La Société générale expérimente une gamme de produits financiers islamiques à la Réunion

16/04/2008
Source : Libération
Pays de destination(s) : Euromed
Secteur(s) concerné(s) : Banque, assurance, autre services financiers

BFC, filiale de la banque française, a créé 2 fonds, l'un centré sur les valeurs composant le Dow Jones Islamic Market, et l'autre ciblé sur les matières premières, selon le principe du contrat à terme.

"Des produits financiers islamiquement corrects"

Par Libération, Laurent Decloitre

"C’est une première dans la zone euro.
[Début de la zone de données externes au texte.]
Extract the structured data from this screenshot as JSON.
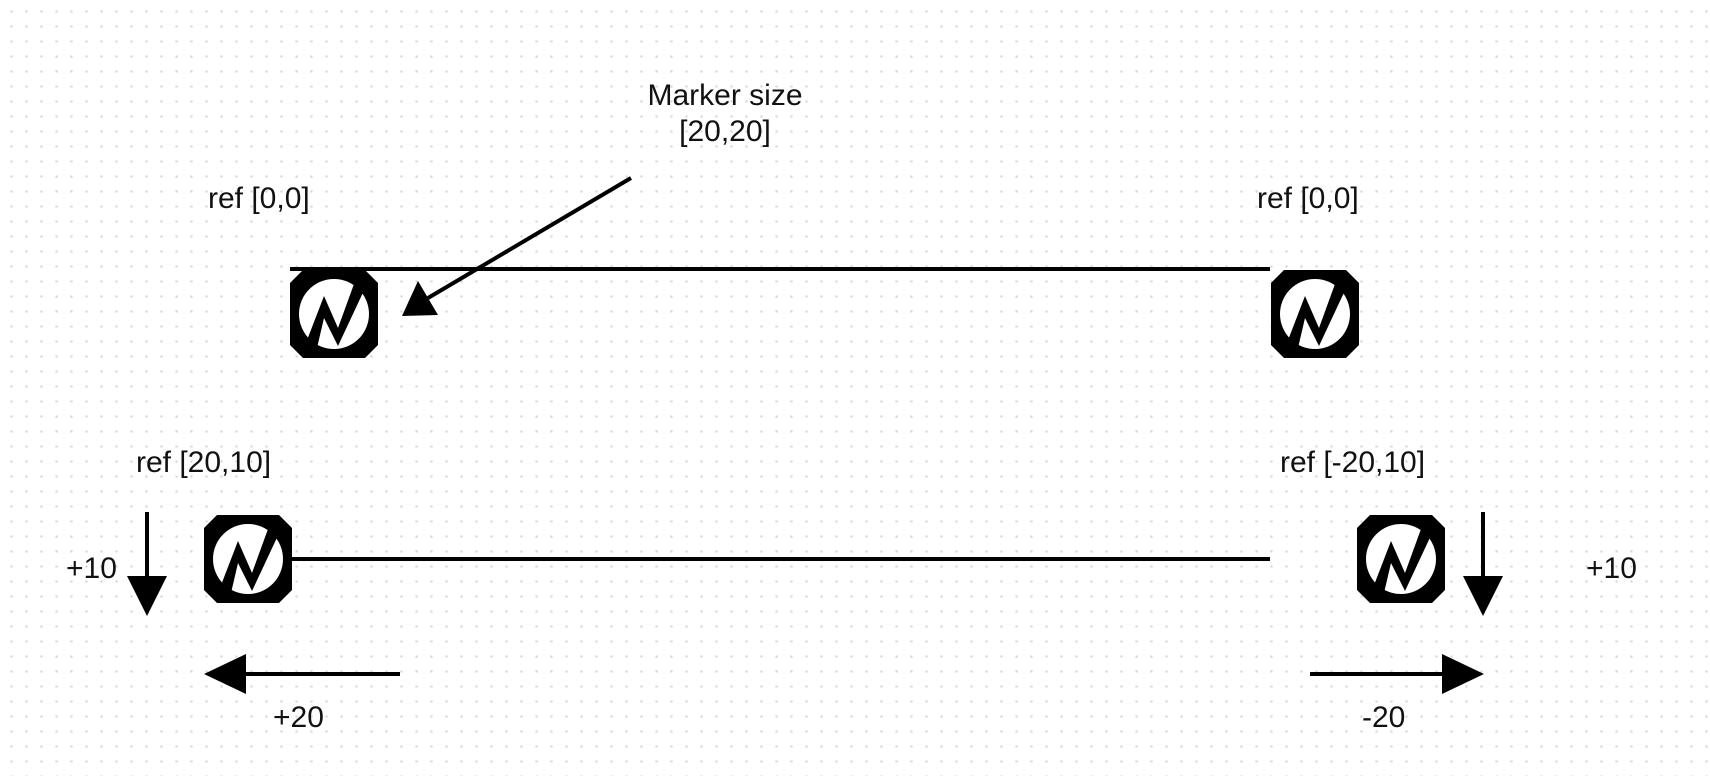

La Société générale lance des produits «charia-compatibles» pour capter l’épargne des musulmans. Pas n’importe où. A la Réunion. […] L’islam interdisant de percevoir ou de verser des intérêts, de nombreux chefs d’entreprise répugnent à placer leurs liquidités, au grand désespoir des banques. D’où l’idée de leur proposer des titres de créance charia, respectant la loi coranique.

Le premier fond levé par la BFC [filiale chargée de la commercialisation] est constitué d’une sélection de valeurs tirées de l’indice religieusement correct Dow Jones Islamic Market. «Si l’on se servait du CAC 40 classique, les clients pourraient investir sans le savoir sur une société comme Pernod Ricard», rappelle Jérôme Pignolet de Fresnes, responsable de la gestion du patrimoine. Or les musulmans n’ont pas le droit de financer les producteurs d’alcool, le commerce du porc, les jeux de hasard…

L’autre fond fonctionne sur le principe de la murabaha. Le croyant ne spécule pas, il achète des matières premières, en l’occurrence du cuivre et de l’aluminium (l’or et l’argent sont interdits), dont le prix de vente à terme est déterminé dès la conclusion du contrat. […]

La BFC a obtenu d’une assemblée d’oulémas d’Arabie saoudite et de Syrie une fatwa (décret religieux) délivrant le feu vert. […] Reste que le ticket d’entrée des deux fonds est de 10 000 euros… Pour toucher les foyers plus modestes, la BFC réfléchit déjà à un substitut au crédit classique, lui aussi interdit par le Coran. En métropole, rien pour l’instant : la maison mère craint d’être taxée de communautarisme."